Auction Insights

Jamaican Cabinet

In a week when slavery has been in the headlines Nigel Kirk looks at two Jamaican objects from that darkest chapter in the island’s history.

The most intriguing of all antiques can easily be overlooked because at first sight they appear unremarkable.  Antique furniture which is now often called by the appellation ‘brown’, is all the more likely to slip through unnoticed.  These are known, not surprisingly as ‘sleepers’ or items that are picked up for a song from auctions and dealers and re-sold for a fortune.  Researching them can be highly rewarding but also frustrating.

Few knowledgeable furniture historians would think that this small and neat mahogany writing cabinet was made outside the British Isles, let alone over 7,000 miles away in the Caribbean.  It looks much like other Regency period (early 19th century) furniture that emerged from the workshops of most better British cabinet makers of the period.  Some experts might suggest that it is ‘provincial’ or perhaps of Irish or Scottish origin on account of its unusual, one off design.  Others might propose that it was made in one of the British colonies, but which?  What is only apparent from inspection is its breath-taking quality, with a host of refinements including the most delicately cut dovetailed joints and, even better, someone at the time chose to label it, presumably because they too were so impressed with it.  The unknown owner has written on a sheet of ordinary writing paper found pasted to the underside of one of the drawers “This case was made by John Soulette of King St Kingston Jamaica, a brown man, and native of that island Jamaica, 22nd March 1828”     

For 300 years the island was a British colony.

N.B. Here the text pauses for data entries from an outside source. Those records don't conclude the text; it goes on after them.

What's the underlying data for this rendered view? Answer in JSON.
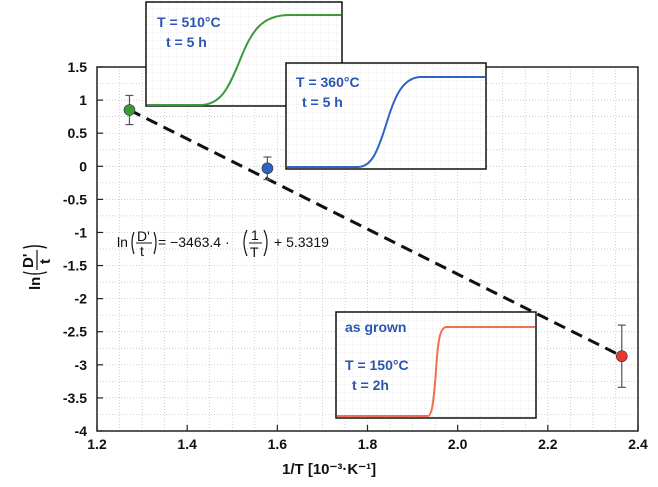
{
  "chart_data": {
    "type": "scatter",
    "xlabel": "1/T   [10⁻³·K⁻¹]",
    "ylabel": "ln(D'/t)",
    "xlim": [
      1.2,
      2.4
    ],
    "ylim": [
      -4,
      1.5
    ],
    "xticks": [
      "1.2",
      "1.4",
      "1.6",
      "1.8",
      "2.0",
      "2.2",
      "2.4"
    ],
    "yticks": [
      "1.5",
      "1",
      "0.5",
      "0",
      "-0.5",
      "-1",
      "-1.5",
      "-2",
      "-2.5",
      "-3",
      "-3.5",
      "-4"
    ],
    "grid": true,
    "points": [
      {
        "x": 1.272,
        "y": 0.85,
        "err": 0.22,
        "color": "#3a9a3a"
      },
      {
        "x": 1.578,
        "y": -0.03,
        "err": 0.17,
        "color": "#2f63c4"
      },
      {
        "x": 2.364,
        "y": -2.87,
        "err": 0.47,
        "color": "#e8392f"
      }
    ],
    "fit": {
      "x": [
        1.272,
        2.364
      ],
      "y": [
        0.85,
        -2.87
      ],
      "style": "dashed",
      "color": "#111111"
    },
    "equation": {
      "lhs_prefix": "ln",
      "lhs_num": "D'",
      "lhs_den": "t",
      "rhs1": "= −3463.4 ·",
      "frac_num": "1",
      "frac_den": "T",
      "rhs2": "+ 5.3319"
    },
    "insets": [
      {
        "line1": "T = 510°C",
        "line2": "t  = 5 h",
        "color": "#3a9a3a"
      },
      {
        "line1": "T = 360°C",
        "line2": "t  = 5 h",
        "color": "#2f63c4"
      },
      {
        "line0": "as grown",
        "line1": "T = 150°C",
        "line2": "t  = 2h",
        "color": "#f07050"
      }
    ]
  }
}
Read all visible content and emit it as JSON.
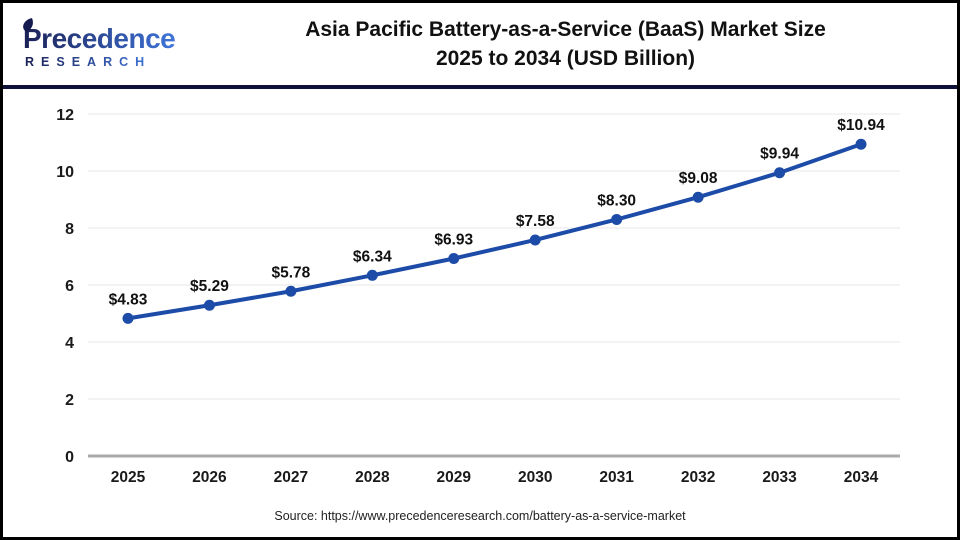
{
  "logo": {
    "name": "Precedence",
    "subtitle": "RESEARCH",
    "gradient_start": "#1b2156",
    "gradient_end": "#3f74d9"
  },
  "header": {
    "title_line1": "Asia Pacific Battery-as-a-Service (BaaS) Market Size",
    "title_line2": "2025 to 2034 (USD Billion)"
  },
  "footer": {
    "source": "Source: https://www.precedenceresearch.com/battery-as-a-service-market"
  },
  "chart_data": {
    "type": "line",
    "title": "Asia Pacific Battery-as-a-Service (BaaS) Market Size 2025 to 2034 (USD Billion)",
    "categories": [
      "2025",
      "2026",
      "2027",
      "2028",
      "2029",
      "2030",
      "2031",
      "2032",
      "2033",
      "2034"
    ],
    "values": [
      4.83,
      5.29,
      5.78,
      6.34,
      6.93,
      7.58,
      8.3,
      9.08,
      9.94,
      10.94
    ],
    "point_labels": [
      "$4.83",
      "$5.29",
      "$5.78",
      "$6.34",
      "$6.93",
      "$7.58",
      "$8.30",
      "$9.08",
      "$9.94",
      "$10.94"
    ],
    "xlabel": "",
    "ylabel": "",
    "ylim": [
      0,
      12
    ],
    "yticks": [
      0,
      2,
      4,
      6,
      8,
      10,
      12
    ],
    "grid": true,
    "legend": "none",
    "line_color": "#1d4ca8",
    "marker_color": "#1d4ca8",
    "grid_color": "#ececec",
    "axis_color": "#a9a9a9"
  }
}
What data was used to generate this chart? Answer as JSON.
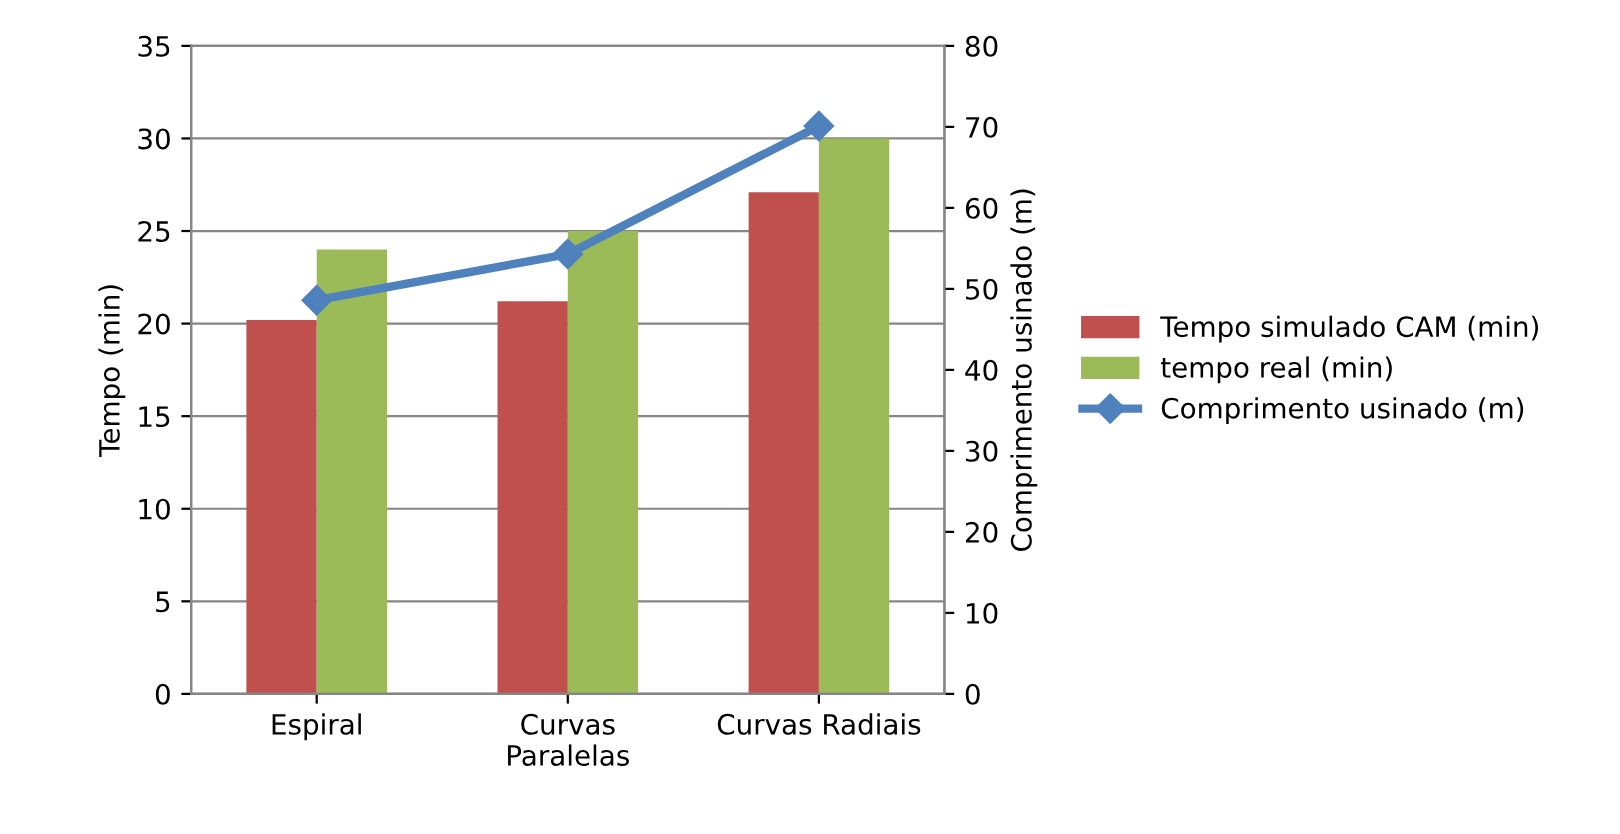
{
  "chart_data": {
    "type": "bar",
    "categories": [
      "Espiral",
      "Curvas\nParalelas",
      "Curvas Radiais"
    ],
    "series": [
      {
        "name": "Tempo simulado CAM (min)",
        "color": "#c0504d",
        "values": [
          20.2,
          21.2,
          27.1
        ]
      },
      {
        "name": "tempo real (min)",
        "color": "#9bbb59",
        "values": [
          24.0,
          25.0,
          30.0
        ]
      },
      {
        "name": "Comprimento usinado (m)",
        "color": "#4f81bd",
        "type": "line",
        "axis": "y2",
        "marker": "diamond",
        "values": [
          48.6,
          54.3,
          70.1
        ]
      }
    ],
    "ylabel": "Tempo (min)",
    "y2label": "Comprimento usinado (m)",
    "ylim": [
      0,
      35
    ],
    "yticks": [
      0,
      5,
      10,
      15,
      20,
      25,
      30,
      35
    ],
    "y2lim": [
      0,
      80
    ],
    "y2ticks": [
      0,
      10,
      20,
      30,
      40,
      50,
      60,
      70,
      80
    ],
    "grid": "y",
    "legend": "right"
  }
}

The colossal wealth that stemmed from Jamaican sugar plantations depended wholly on the largely African slave labour which had reached its peak by the early 19th century when it was abolished.

Many aristocratic or well off British families had connections with the island’s sugar plantations or the slave trade, whether directly or indirectly.  Those who visited Jamaica for any length of time would have supplemented their imported belongings from home with locally made items, such as furniture and silver.   So what is known of John Soulette?  From research in the island’s archives and others in London he is known to have supplied unspecified goods to Samuel Moulton Brown in 1838.

The marriage of another John Soulette, (born c1817) in or before January 1844 is recorded in the register of the Roman Catholic Church in Kingston, as is the birth of a daughter, Henrietta Margaurite in 1842.  He, or perhaps his son, was a well known watchmaker and jeweller, with a shop on Amen Corner, Kingston by the late 19th century.

The leading Jamaican cabinet makers in the 19th century, Ralph Turnbull & Sons of Kingston was established sometime between 1815-19 by Ralph Turnbull (d1788) who arrived from Scotland.  By 1823 Turnbull’s two brothers Cuthbert and Thomas had established independent workshops.  That Soulette was in someway connected with at least one or more of the Turnbulls is probable.  The only other object known to be made by him, a Jamaican specimen wood box, also made and labelled by John Soulette was sold at an auction in 2013.

It should not be assumed that the word ‘brown’ in 1828 was intended to be pejorative.  It is descriptive and could imply that Soulette was of mixed heritage.

The cabinet is double sided with an arrangement of doors and/or drawers to both the back and front and was meant to be freestanding, rather than placed against the wall of a room.  The principal wood is mahogany, the interior fittings are in luxurious golden, West Indian satinwood and the drawer linings are of cedar.  Exactly why it should be centred by a plush lined cupboard enclosed by a glazed door is unknown.  Perhaps it was to hold a silver trophy or maybe keep the owner’s plumed helmet.

With an area of one quarter the size of the East Midlands, Jamaica’s population by the early 19th century was around 320,000. Most of these were slaves or their descendants.  Ten percent of the population lived at Kingston, the island’s capital which was then fast developing.  The first newspaper to be published on the island, horticultural and agricultural societies, railways, colleges and other institutions all appeared during the first half of 19th century.  Interestingly, Kingston’s racecourse was founded as early as 1783, before practically anything else and a sure sign of the British obsession with the sport of kings.

The Soulette cabinet which has survived in exceptional, original condition will be sold at The Auction House in March on behalf of a local gentleman who has owned it for many years.  The estimate is £8,000-10,000.

By coincidence, another memento of British upper class society in Jamaica of the same period is a beautiful gold snuff box which was also made in the island, perhaps also by the talented Mr Soulette, that was sold by Mellors & Kirk two years ago.  It was presented as a gift from one sugar plantation owner on the island, William Shand (1776-1845) by Dr Kean Brown Osborn (1770-1852) whose own two sugar plantations were on Antigua.  In 1845 Osborn was one of the slave owners who received generous compensation from the British government when slavery was abolished, an interesting but disturbing fact I discovered from the UCL’s fascinating website ‘Legacies of British Salve Ownership’.